The total area under any F-distribution is exactly 1.0. If you know the value of the F-statistic, then the p-value is the area under the F-distribution from F to positive infinity. Somewhat confusingly, the area under the F-distribution from zero to the F-statistic is often called PF, and the area under the F-distribution from the F-statistic to positive infinity (representing the p-value) is often called QF. Because the total area under the distribution is 1, PF + QF = 1. It turns out that it’s a bit easier to calculate PF than QF, so to find the p-value (QF), you typically calculate PF then subtract that from 1 to get QF.

Calculating PF is brutally difficult but, luckily, magic estimation equations have been known for decades.
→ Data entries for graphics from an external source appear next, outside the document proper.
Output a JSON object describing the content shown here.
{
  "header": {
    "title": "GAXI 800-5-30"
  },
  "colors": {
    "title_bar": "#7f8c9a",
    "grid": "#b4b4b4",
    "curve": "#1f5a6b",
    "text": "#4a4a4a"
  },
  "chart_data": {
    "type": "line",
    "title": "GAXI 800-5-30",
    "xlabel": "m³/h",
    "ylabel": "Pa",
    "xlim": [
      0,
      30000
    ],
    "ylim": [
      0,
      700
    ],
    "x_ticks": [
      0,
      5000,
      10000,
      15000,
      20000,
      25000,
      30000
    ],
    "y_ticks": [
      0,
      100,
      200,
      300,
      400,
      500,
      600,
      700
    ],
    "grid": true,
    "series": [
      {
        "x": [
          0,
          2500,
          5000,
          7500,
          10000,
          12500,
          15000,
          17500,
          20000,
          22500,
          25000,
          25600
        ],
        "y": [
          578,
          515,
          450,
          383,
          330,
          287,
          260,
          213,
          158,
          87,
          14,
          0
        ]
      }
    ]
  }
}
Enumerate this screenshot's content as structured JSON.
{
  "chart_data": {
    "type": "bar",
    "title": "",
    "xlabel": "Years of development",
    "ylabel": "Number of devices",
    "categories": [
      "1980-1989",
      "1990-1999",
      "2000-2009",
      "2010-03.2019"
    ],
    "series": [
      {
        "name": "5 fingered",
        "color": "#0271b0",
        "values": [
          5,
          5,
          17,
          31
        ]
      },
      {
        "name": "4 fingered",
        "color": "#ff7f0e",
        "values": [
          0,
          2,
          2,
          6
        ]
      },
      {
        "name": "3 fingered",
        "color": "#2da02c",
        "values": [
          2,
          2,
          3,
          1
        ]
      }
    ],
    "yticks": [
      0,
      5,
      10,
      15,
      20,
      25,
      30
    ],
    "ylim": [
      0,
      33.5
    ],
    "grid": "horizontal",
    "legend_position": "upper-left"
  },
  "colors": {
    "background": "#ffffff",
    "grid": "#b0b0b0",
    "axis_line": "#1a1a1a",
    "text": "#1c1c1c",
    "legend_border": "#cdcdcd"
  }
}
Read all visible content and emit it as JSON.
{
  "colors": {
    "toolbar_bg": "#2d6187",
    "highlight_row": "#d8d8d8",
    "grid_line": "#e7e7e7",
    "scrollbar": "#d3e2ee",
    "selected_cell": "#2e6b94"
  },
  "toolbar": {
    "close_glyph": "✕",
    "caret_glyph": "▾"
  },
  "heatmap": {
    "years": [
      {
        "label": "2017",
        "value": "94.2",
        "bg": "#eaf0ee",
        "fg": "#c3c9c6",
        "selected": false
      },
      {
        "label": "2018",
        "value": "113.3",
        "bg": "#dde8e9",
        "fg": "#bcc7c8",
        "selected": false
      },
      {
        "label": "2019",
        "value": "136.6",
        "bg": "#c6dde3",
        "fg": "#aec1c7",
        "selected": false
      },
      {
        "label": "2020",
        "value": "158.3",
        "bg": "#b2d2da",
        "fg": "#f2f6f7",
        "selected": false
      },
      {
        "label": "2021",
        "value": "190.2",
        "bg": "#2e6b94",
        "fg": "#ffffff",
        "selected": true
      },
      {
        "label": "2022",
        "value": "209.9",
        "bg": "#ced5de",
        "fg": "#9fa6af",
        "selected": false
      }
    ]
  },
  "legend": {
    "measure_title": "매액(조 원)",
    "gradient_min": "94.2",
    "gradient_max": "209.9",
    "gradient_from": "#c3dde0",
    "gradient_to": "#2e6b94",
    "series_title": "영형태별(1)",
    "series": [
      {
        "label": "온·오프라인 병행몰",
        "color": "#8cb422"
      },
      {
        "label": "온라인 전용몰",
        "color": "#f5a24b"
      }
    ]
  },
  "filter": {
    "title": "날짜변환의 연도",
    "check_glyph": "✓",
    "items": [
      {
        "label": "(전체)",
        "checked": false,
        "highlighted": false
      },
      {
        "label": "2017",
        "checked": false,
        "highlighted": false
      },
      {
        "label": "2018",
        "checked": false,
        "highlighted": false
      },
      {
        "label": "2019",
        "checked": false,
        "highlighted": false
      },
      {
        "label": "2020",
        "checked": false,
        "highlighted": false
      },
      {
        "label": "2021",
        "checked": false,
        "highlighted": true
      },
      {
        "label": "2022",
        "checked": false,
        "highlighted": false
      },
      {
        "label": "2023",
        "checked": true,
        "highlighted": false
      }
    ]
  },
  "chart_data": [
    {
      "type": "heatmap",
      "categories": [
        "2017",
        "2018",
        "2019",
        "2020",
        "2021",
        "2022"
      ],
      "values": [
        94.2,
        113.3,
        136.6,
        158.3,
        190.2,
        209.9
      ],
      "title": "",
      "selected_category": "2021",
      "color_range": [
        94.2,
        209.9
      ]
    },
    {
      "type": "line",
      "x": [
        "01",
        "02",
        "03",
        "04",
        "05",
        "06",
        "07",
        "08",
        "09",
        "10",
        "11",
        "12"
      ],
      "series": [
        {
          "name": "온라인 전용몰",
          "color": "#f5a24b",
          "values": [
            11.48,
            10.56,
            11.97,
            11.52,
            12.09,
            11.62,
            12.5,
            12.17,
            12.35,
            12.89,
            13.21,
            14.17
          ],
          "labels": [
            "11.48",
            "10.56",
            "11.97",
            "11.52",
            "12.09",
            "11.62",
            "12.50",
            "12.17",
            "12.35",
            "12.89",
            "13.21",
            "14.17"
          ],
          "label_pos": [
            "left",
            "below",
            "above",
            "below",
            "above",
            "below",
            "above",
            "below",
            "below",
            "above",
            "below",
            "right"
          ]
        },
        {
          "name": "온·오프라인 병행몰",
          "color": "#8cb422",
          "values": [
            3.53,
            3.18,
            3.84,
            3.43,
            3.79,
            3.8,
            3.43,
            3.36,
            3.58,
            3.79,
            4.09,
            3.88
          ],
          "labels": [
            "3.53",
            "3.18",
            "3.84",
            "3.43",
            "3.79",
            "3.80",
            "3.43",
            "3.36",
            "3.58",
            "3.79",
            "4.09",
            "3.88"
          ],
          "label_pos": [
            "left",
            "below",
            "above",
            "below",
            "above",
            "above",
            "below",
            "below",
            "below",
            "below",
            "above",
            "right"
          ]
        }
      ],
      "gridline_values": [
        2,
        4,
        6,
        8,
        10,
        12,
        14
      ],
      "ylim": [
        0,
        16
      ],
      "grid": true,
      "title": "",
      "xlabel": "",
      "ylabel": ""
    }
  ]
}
These math equations, and hundreds of others, can be found in a famous reference, “Handbook of Mathematical Functions” by M. Abramowitz and I.A. Stegun. The book is often called simply “A&S” among scientific programmers. Each A&S equation has an ID number.

In the demo, method PF is really just a wrapper around method BetaInc:

``````static double PF(double a, double b, double x)
{
double z = (a * x) / (a * x + b);
return BetaInc(a / 2, b / 2, z);
}
``````

The name of method BetaInc stands for “incomplete Beta.” Method BetaInc uses A&S equations 6.6.2 and 26.5.8. Those equations call a LogGamma function and a BetaIncCf function. The LogGamma function is extremely difficult to explain and to implement. Briefly, the mathematical Gamma function extends the notion of factorial to real-valued numbers. Just like factorials, the values of the Gamma function can become astronomically large, so to handle them it’s common to compute the log of Gamma to keep values smaller.

Calculating LogGamma is very tricky and there are several algo­rithms you can use. The demo program uses an algorithm called the Lanczos approximation with (g=5, n=7). The A&S reference has different algorithms that can calculate LogGamma, but the Lanczos approximation, which was not known when A&S was published, gives more accurate results.

The name of method BetaIncCf stands for “incomplete Beta computed by continued fraction.” The demo program uses A&S equation 26.5.8 for method BetaIncCf.

## Wrapping Up

An ANOVA test makes three mathematical assumptions: that the group data items are mathematically independent; that the population data sets are distributed normally (as in the Gaussian distribution); and that the population data sets have equal variances.

There are several ways you can test these assumptions, but inter­preting their results is challenging. The problem is that it’s highly unlikely that real-world data is exactly normal and has exactly equal variances, though ANOVA still works when data is somewhat non-normal or has non-equal variances. The bottom line is that it’s extremely difficult to prove ANOVA assumptions so you should be very conservative when interpreting results.

ANOVA is closely related to the t-test. The t-test determines if the population means of exactly two groups are equal, in situations where you have only sample data. So, if you have three groups, as in the demo, instead of using ANOVA, you could conceivably perform three t-tests, comparing groups 1 and 2, groups 1 and 3, and groups 2 and 3. However, this approach isn’t recommended because it introduces what’s called a Type 1 error (a false positive).